Dengan tingkat kekuatan Gu Nan saat ini, dia sudah memiliki pemahaman yang sangat mendalam tentang asal usul dunia.
Yang disebut sebagai asal mula dapat dipahami sebagai energi dasar yang membentuk seluruh ciptaan. Selama dunia luar memberikan cetak biru untuk suatu objek, objek tersebut kemudian dapat diciptakan menggunakan asal mula tersebut.
Pohon kemampuan Molag adalah cetak biru semacam itu. Jadi, ketika dia memperoleh asal mula Dunia Asal, cetak biru ini langsung diaktifkan dan mulai berlaku.
Namun tanpa dukungan dari dunia luar, para pengguna harus menciptakan asal mula Dunia Asal itu sendiri. Untungnya, cetak biru itu sendiri berisi cara untuk menghasilkan asal mula.
Pohon keterampilan memperoleh poin pengalaman keterampilan dengan membunuh monster, sementara Kuil Dewa Jahat memperoleh Nilai Jahat melalui berbagai metode.
Adapun mengapa cetak biru semacam ini muncul… Alasannya sangat sederhana.
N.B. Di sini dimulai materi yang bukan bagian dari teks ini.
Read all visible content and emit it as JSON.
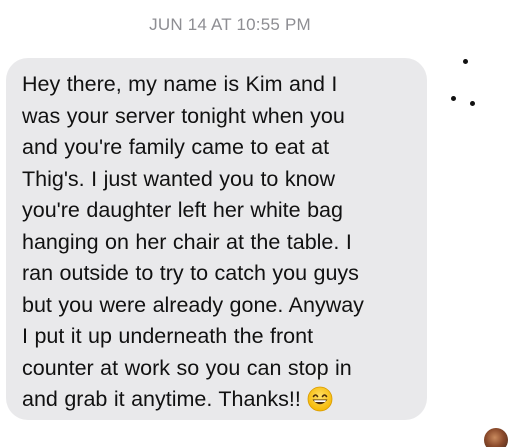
{
  "timestamp": "JUN 14 AT 10:55 PM",
  "message": {
    "text": "Hey there, my name is Kim and I\nwas your server tonight when you\nand you're family came to eat at\nThig's. I just wanted you to know\nyou're daughter left her white bag\nhanging on her chair at the table. I\nran outside to try to catch you guys\nbut you were already gone. Anyway\nI put it up underneath the front\ncounter at work so you can stop in\nand grab it anytime. Thanks!!",
    "emoji": "grinning-face-with-smiling-eyes"
  },
  "colors": {
    "bubble": "#e9e9eb",
    "timestamp": "#8e8e93",
    "text": "#111111"
  }
}
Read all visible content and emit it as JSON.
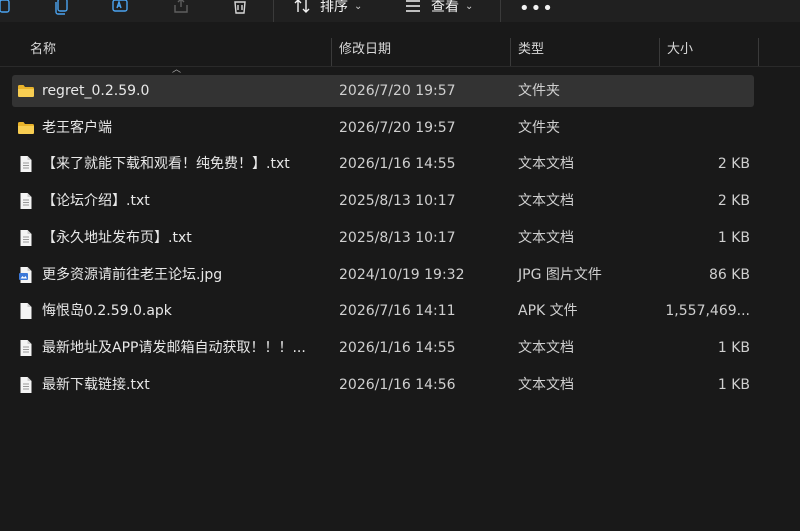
{
  "toolbar": {
    "sort_label": "排序",
    "view_label": "查看",
    "more_label": "•••"
  },
  "columns": {
    "name": "名称",
    "date": "修改日期",
    "type": "类型",
    "size": "大小"
  },
  "files": [
    {
      "name": "regret_0.2.59.0",
      "date": "2026/7/20 19:57",
      "type": "文件夹",
      "size": "",
      "icon": "folder-icon"
    },
    {
      "name": "老王客户端",
      "date": "2026/7/20 19:57",
      "type": "文件夹",
      "size": "",
      "icon": "folder-icon"
    },
    {
      "name": "【来了就能下载和观看！纯免费！】.txt",
      "date": "2026/1/16 14:55",
      "type": "文本文档",
      "size": "2 KB",
      "icon": "text-file-icon"
    },
    {
      "name": "【论坛介绍】.txt",
      "date": "2025/8/13 10:17",
      "type": "文本文档",
      "size": "2 KB",
      "icon": "text-file-icon"
    },
    {
      "name": "【永久地址发布页】.txt",
      "date": "2025/8/13 10:17",
      "type": "文本文档",
      "size": "1 KB",
      "icon": "text-file-icon"
    },
    {
      "name": "更多资源请前往老王论坛.jpg",
      "date": "2024/10/19 19:32",
      "type": "JPG 图片文件",
      "size": "86 KB",
      "icon": "image-file-icon"
    },
    {
      "name": "悔恨岛0.2.59.0.apk",
      "date": "2026/7/16 14:11",
      "type": "APK 文件",
      "size": "1,557,469...",
      "icon": "file-icon"
    },
    {
      "name": "最新地址及APP请发邮箱自动获取！！！...",
      "date": "2026/1/16 14:55",
      "type": "文本文档",
      "size": "1 KB",
      "icon": "text-file-icon"
    },
    {
      "name": "最新下载链接.txt",
      "date": "2026/1/16 14:56",
      "type": "文本文档",
      "size": "1 KB",
      "icon": "text-file-icon"
    }
  ]
}
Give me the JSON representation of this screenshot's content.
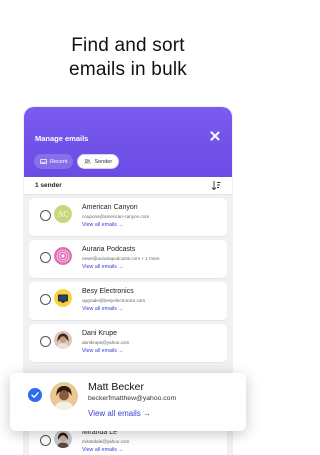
{
  "headline": {
    "line1": "Find and sort",
    "line2": "emails in bulk"
  },
  "colors": {
    "header": "#6d50e8",
    "link": "#3a42d6",
    "check": "#2d6cf0"
  },
  "header": {
    "title": "Manage emails",
    "close_icon": "close-icon"
  },
  "tabs": [
    {
      "label": "Recent",
      "icon": "inbox-icon",
      "active": false
    },
    {
      "label": "Sender",
      "icon": "people-icon",
      "active": true
    }
  ],
  "bar": {
    "count_label": "1 sender",
    "sort_icon": "sort-icon"
  },
  "senders": [
    {
      "name": "American Canyon",
      "email": "coupons@american-canyon.com",
      "link": "View all emails →",
      "selected": false
    },
    {
      "name": "Auraria Podcasts",
      "email": "news@aurariapodcasts.com + 1 more",
      "link": "View all emails →",
      "selected": false
    },
    {
      "name": "Besy Electronics",
      "email": "upgrade@besyelectronics.com",
      "link": "View all emails →",
      "selected": false
    },
    {
      "name": "Dani Krupe",
      "email": "danikrupe@yahoo.com",
      "link": "View all emails →",
      "selected": false
    },
    {
      "name": "Miranda Le",
      "email": "mirandale@yahoo.com",
      "link": "View all emails →",
      "selected": false
    }
  ],
  "featured": {
    "name": "Matt Becker",
    "email": "beckerfmatthew@yahoo.com",
    "link": "View all emails →",
    "selected": true
  }
}
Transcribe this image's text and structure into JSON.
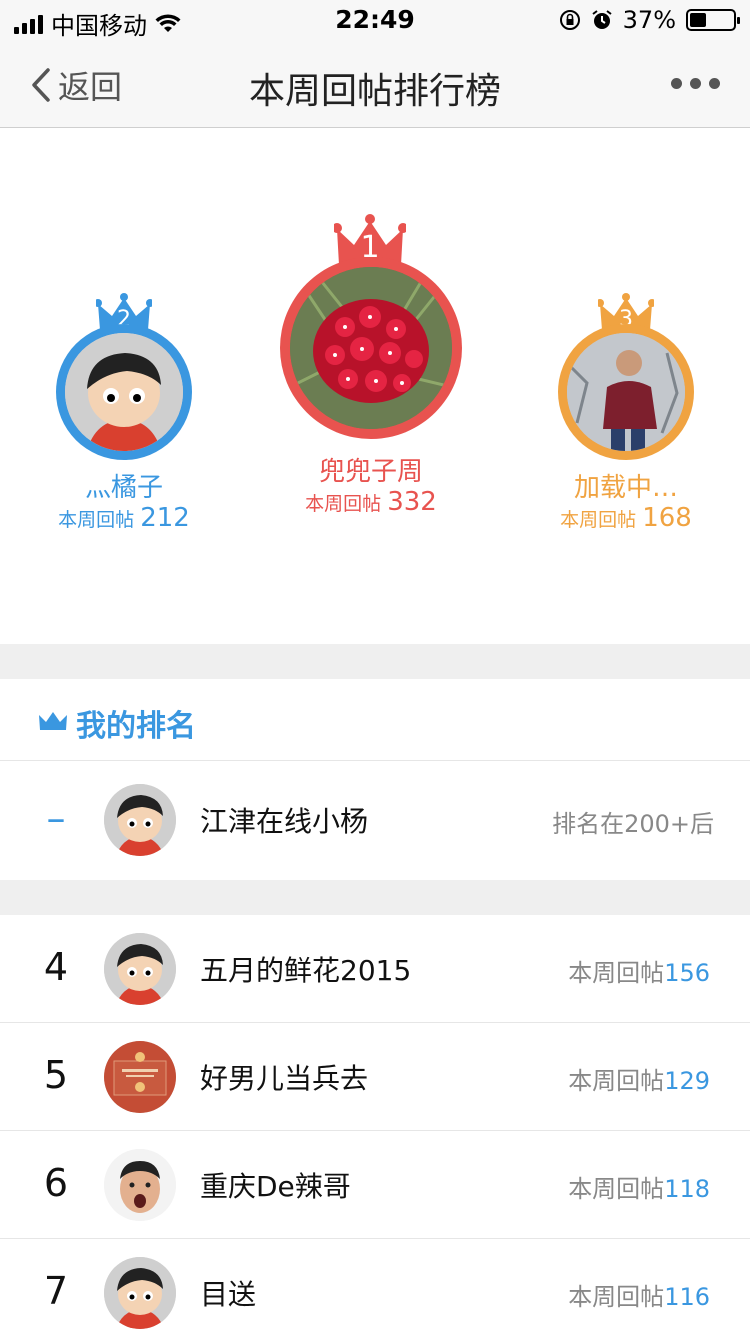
{
  "status_bar": {
    "carrier": "中国移动",
    "time": "22:49",
    "battery": "37%"
  },
  "nav": {
    "back_label": "返回",
    "title": "本周回帖排行榜"
  },
  "podium": {
    "first": {
      "rank": "1",
      "name": "兜兜子周",
      "label": "本周回帖",
      "count": "332",
      "color": "#e8534f"
    },
    "second": {
      "rank": "2",
      "name": "灬橘子",
      "label": "本周回帖",
      "count": "212",
      "color": "#3a97e0"
    },
    "third": {
      "rank": "3",
      "name": "加载中…",
      "label": "本周回帖",
      "count": "168",
      "color": "#f0a341"
    }
  },
  "my_rank": {
    "header": "我的排名",
    "rank": "–",
    "name": "江津在线小杨",
    "status": "排名在200+后"
  },
  "list": [
    {
      "rank": "4",
      "name": "五月的鲜花2015",
      "label": "本周回帖",
      "count": "156"
    },
    {
      "rank": "5",
      "name": "好男儿当兵去",
      "label": "本周回帖",
      "count": "129"
    },
    {
      "rank": "6",
      "name": "重庆De辣哥",
      "label": "本周回帖",
      "count": "118"
    },
    {
      "rank": "7",
      "name": "目送",
      "label": "本周回帖",
      "count": "116"
    }
  ],
  "colors": {
    "accent": "#3a97e0",
    "first": "#e8534f",
    "second": "#3a97e0",
    "third": "#f0a341"
  }
}
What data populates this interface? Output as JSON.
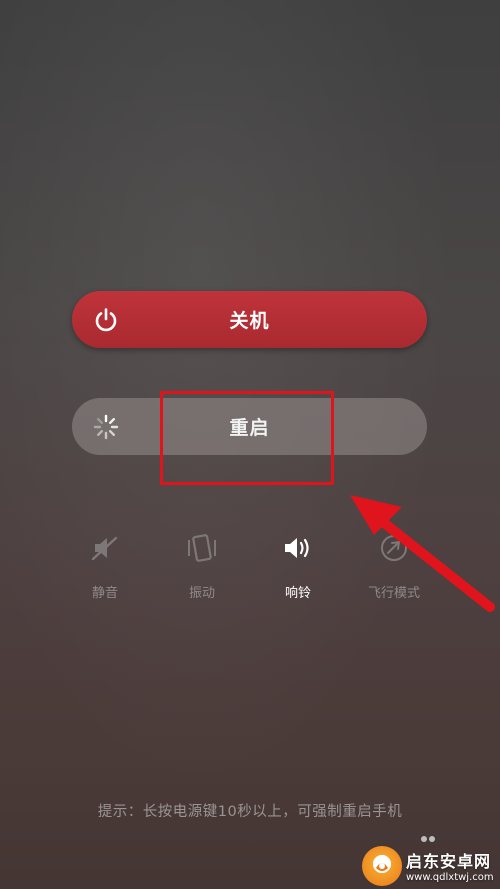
{
  "power_menu": {
    "shutdown_label": "关机",
    "restart_label": "重启"
  },
  "sound_modes": [
    {
      "label": "静音",
      "icon": "mute-icon",
      "active": false
    },
    {
      "label": "振动",
      "icon": "vibrate-icon",
      "active": false
    },
    {
      "label": "响铃",
      "icon": "ring-icon",
      "active": true
    },
    {
      "label": "飞行模式",
      "icon": "airplane-icon",
      "active": false
    }
  ],
  "hint": "提示：长按电源键10秒以上，可强制重启手机",
  "watermark": {
    "title": "启东安卓网",
    "url": "www.qdlxtwj.com"
  },
  "colors": {
    "shutdown_red": "#b8303a",
    "annotation_red": "#e0141c",
    "inactive_text": "#8e8a8a"
  }
}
Cetak biru ini awalnya berasal dari dalam Dunia Asal. Mungkin hanya dengan cetak biru yang tepat, cetak biru tersebut masih dapat berfungsi di dunia luar.
Dengan cara ini, mungkin Jiu Po, Taois Mata Air Kuning, dan yang lainnya juga memiliki cetak biru ini, tetapi mereka mungkin tidak dapat mengaktifkannya?
“Masih ada satu percobaan lagi yang perlu dilakukan.” Setelah menyadari hal ini, Gu Nan langsung berpikir bahwa diperlukan lebih banyak kasus percobaan.
Hanya saja, sekarang sudah terlambat untuk mencari Fu Cheng, dan akan sulit mendapatkan kerja sama dari Aliran Taois Mata Air Kuning dan Jiu Po. Dan Lu Wen, seorang pria yang bahkan tidak bereinkarnasi secara alami, tidak akan mampu memberikan jawabannya…
Setelah menyingkirkan banyak kandidat dalam daftar, Gu Nan tiba-tiba teringat seorang kandidat yang cocok.